Cash purchases are already pretty common for gun sales. All gun retailers accept cash, obviously, and many of the smaller ones offer discounts for purchasing with cash (usually framed as an extra 3% or so fee for purchasing with a credit card). The tinfoil-hat crowd is also fond of purchasing with cash, and many person-to-person gun sales are done on either a cash basis or as a miscategorized PayPal transfer.
Well firstly let's not disregard a proposal that could greatly diminish bad gun sales simply because it doesn't eliminate them completely.

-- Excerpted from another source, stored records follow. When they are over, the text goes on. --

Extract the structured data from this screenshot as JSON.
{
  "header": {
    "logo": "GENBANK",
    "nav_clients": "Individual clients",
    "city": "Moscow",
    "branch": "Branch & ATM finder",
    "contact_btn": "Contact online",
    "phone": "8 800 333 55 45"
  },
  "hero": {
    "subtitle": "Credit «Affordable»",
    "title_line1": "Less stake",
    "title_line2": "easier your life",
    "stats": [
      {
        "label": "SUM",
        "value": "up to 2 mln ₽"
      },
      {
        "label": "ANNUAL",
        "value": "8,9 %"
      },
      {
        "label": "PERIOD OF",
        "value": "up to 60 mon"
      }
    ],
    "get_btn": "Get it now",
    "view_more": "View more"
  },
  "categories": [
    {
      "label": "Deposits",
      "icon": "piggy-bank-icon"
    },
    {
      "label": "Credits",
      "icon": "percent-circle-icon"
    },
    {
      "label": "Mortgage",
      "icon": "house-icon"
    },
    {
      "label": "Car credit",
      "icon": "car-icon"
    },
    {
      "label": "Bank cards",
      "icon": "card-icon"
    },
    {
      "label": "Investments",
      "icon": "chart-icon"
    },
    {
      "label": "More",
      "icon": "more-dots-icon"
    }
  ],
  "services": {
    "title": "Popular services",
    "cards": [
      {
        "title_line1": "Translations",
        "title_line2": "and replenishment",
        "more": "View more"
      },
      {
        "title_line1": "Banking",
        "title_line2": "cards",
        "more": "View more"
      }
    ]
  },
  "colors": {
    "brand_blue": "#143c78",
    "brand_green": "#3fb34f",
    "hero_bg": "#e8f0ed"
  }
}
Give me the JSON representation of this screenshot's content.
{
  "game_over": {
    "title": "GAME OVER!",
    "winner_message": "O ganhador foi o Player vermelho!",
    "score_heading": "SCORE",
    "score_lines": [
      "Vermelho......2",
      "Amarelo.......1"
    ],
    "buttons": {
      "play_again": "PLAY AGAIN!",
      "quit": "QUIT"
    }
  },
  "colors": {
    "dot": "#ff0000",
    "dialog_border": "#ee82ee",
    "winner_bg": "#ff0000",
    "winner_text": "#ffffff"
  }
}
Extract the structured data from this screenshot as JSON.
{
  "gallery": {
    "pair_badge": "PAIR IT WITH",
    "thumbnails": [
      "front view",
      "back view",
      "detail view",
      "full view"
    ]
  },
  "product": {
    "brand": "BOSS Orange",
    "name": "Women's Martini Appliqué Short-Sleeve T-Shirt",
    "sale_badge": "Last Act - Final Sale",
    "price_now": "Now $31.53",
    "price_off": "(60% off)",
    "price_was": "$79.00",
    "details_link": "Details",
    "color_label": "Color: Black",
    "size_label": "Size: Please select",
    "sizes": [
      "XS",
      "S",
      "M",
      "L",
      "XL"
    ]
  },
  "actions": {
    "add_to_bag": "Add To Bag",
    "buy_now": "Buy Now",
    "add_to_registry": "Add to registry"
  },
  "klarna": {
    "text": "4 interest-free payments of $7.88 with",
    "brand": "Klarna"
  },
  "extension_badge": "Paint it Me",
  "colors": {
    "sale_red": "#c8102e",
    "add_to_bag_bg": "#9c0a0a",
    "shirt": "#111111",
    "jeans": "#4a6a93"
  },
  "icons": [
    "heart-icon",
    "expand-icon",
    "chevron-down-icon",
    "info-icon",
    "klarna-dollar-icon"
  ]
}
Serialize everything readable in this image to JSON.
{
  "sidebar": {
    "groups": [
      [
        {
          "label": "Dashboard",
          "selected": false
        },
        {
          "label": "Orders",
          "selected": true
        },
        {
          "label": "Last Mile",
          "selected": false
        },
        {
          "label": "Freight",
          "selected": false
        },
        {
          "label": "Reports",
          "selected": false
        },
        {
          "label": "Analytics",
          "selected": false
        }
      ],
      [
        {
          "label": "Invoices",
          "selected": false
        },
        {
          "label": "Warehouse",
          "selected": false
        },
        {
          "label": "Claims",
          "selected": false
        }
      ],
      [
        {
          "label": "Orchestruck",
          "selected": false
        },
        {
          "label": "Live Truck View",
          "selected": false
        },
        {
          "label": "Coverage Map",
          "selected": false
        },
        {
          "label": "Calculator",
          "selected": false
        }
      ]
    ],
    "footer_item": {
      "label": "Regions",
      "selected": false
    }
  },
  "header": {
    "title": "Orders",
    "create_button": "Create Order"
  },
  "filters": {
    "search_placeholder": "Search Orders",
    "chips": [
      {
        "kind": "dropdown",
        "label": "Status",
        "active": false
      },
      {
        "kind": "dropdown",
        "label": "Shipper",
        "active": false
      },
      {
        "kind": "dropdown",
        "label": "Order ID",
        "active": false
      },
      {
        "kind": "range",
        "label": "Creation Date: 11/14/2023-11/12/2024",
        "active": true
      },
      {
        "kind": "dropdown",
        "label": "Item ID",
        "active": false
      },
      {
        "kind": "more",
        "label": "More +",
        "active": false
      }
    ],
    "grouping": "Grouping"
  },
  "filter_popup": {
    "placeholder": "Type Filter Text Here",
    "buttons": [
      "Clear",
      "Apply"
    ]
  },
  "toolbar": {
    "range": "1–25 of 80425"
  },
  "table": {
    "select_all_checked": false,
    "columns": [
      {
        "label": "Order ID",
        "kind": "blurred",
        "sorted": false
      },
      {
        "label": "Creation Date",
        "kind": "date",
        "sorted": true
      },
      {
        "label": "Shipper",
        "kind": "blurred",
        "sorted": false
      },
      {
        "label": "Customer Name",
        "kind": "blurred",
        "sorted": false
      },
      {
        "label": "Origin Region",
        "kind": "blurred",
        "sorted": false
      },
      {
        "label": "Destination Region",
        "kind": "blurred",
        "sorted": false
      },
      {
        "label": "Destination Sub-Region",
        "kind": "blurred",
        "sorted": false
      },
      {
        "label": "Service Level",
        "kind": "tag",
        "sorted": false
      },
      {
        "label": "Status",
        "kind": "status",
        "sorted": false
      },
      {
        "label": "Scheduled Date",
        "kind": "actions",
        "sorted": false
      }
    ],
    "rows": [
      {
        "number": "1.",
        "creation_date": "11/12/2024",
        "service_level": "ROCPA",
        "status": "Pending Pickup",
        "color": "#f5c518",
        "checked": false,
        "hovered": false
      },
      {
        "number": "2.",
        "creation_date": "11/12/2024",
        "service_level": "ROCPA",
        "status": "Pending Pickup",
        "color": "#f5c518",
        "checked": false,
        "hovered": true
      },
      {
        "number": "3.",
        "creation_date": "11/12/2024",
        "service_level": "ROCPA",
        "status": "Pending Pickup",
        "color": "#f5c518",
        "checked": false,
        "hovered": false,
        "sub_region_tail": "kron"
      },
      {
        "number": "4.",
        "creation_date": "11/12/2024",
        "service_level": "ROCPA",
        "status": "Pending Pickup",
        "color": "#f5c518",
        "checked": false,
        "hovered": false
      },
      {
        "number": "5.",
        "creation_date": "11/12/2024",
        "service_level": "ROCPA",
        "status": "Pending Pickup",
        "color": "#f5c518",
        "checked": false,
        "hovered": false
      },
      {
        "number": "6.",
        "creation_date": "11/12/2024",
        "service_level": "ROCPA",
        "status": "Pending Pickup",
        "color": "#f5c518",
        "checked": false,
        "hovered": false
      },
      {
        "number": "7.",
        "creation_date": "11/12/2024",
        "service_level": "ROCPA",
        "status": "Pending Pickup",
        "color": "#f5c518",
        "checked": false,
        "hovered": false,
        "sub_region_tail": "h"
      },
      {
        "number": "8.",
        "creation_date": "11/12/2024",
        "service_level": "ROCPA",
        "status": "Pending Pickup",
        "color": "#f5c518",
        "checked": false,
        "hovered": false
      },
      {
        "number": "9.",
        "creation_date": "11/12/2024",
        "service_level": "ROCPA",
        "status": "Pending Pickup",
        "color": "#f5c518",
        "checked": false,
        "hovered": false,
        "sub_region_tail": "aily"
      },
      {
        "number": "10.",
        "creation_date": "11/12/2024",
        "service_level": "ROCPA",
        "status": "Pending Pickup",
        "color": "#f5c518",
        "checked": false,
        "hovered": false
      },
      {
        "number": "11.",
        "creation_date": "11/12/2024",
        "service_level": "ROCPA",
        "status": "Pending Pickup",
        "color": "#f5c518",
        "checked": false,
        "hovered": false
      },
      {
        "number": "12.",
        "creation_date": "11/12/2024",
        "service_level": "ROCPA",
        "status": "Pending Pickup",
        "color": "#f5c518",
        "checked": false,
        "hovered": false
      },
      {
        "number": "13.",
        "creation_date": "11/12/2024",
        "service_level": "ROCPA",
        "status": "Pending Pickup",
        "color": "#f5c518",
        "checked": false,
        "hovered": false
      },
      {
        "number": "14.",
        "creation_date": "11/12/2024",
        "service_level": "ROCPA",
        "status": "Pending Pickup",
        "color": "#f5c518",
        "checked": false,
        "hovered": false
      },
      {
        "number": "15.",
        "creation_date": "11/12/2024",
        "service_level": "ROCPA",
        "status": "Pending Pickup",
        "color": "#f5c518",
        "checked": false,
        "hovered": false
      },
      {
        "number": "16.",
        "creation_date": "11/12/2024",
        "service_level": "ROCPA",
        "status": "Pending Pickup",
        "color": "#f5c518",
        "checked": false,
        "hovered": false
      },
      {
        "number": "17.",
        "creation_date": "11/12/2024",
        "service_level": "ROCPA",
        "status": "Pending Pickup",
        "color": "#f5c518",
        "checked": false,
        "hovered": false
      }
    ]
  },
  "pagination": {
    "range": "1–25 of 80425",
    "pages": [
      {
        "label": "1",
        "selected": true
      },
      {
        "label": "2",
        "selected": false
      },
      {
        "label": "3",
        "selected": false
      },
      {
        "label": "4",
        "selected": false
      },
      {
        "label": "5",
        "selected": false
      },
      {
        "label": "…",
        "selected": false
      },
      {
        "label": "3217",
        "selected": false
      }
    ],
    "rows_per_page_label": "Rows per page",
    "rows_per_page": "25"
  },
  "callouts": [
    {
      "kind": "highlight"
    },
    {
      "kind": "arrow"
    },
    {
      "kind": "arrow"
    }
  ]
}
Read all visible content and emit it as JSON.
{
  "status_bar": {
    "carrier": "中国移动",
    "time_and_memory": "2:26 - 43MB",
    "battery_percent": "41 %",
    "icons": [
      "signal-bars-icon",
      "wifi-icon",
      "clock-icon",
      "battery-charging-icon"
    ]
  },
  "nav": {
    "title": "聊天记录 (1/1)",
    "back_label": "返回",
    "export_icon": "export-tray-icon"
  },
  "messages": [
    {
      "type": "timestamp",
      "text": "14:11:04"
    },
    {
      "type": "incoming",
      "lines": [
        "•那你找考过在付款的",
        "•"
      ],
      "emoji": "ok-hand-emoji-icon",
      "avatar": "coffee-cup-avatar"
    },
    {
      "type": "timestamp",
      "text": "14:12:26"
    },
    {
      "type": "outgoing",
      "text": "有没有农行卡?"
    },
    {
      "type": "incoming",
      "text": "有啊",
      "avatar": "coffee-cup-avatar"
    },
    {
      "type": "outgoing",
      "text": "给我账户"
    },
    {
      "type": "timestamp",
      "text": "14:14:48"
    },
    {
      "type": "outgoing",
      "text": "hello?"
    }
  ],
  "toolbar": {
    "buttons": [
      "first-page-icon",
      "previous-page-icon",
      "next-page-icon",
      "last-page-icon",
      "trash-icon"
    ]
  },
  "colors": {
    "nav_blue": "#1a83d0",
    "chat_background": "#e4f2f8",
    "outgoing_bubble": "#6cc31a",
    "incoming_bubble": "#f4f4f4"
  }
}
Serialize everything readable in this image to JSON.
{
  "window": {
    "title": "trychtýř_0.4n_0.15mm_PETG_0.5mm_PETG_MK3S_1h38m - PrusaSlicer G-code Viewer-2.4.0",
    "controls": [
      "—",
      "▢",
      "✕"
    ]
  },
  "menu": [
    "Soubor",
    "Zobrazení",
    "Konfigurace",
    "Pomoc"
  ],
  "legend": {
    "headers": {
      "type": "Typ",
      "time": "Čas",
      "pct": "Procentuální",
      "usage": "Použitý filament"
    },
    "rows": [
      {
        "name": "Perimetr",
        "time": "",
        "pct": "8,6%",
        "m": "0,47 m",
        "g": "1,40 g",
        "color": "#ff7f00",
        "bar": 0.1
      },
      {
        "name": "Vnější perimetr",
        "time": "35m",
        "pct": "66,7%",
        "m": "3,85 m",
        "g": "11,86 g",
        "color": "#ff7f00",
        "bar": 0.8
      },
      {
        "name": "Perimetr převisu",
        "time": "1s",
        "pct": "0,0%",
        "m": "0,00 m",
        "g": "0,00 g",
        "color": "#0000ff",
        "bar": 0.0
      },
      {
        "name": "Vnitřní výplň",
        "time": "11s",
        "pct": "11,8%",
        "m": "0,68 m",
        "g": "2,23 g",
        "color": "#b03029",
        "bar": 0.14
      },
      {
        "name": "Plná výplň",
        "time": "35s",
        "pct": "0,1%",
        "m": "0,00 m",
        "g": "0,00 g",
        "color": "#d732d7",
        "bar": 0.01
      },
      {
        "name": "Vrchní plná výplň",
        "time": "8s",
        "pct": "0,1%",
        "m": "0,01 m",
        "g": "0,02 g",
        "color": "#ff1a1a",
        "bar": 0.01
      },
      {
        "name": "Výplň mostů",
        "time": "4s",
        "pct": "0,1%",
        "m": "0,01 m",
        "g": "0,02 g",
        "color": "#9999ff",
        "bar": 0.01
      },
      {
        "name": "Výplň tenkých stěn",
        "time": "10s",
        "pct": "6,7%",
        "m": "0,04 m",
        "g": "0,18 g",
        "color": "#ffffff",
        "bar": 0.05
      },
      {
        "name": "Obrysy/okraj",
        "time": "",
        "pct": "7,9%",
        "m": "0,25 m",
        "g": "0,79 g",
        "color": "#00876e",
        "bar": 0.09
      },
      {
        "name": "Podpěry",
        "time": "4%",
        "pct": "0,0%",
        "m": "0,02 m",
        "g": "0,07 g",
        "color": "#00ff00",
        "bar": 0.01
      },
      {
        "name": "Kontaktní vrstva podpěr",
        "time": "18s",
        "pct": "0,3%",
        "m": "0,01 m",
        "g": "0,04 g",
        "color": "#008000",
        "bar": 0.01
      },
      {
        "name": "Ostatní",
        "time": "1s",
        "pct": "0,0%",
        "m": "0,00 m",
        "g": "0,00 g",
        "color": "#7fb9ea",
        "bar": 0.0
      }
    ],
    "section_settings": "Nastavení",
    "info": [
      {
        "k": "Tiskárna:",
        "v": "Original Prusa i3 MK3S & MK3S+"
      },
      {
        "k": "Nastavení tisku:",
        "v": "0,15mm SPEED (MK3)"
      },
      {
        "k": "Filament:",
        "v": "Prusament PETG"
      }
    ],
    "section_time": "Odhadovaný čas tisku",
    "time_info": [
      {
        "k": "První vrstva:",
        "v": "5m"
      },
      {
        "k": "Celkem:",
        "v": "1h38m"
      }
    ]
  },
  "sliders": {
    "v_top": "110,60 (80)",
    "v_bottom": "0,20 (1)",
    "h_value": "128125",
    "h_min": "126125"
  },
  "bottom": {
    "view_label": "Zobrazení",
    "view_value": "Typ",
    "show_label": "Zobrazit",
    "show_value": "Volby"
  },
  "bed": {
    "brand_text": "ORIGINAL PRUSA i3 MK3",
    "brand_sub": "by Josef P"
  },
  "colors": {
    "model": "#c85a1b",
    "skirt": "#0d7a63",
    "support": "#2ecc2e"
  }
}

This mechanism is more than just stopping an individual sale. If a store sells a certain class of products, they won't be able to accept credit cards at all. As you say, plenty of people will be able to just go get cash out, but how many people will just go down to the store down the road which will accept Amex? 5%? 10%? 30%?
How many stores can afford to lose that business to their competitors?
The result is that you'll likely end up with all large gun stores not stocking these items. You'll have a few boutique stores that can't take card, but do have a wide selection of more powerful weapons and then they can explain when 99% of school shooters get their guns from these 1-2% of gun shops.
> How many stores can afford to lose that business to their competitors?
I'm confident that dropping credit cards would result in less business lost than dropping standard-capacity magazines.
> The result is that you'll likely end up with all large gun stores not stocking these items.
Can you name some "large gun stores"? I know of a couple online, but I also know that the sets "customer who buy 'assault weapons'" and "customers who buy from large retailers" are very nearly disjoint.
> You'll have a few boutique stores that can't take card, but do have a wide selection of more powerful weapons and then they can explain when 99% of school shooters get their guns from these 1-2% of gun shops.
There are already at least ten million AR variants in the US. They don't expire.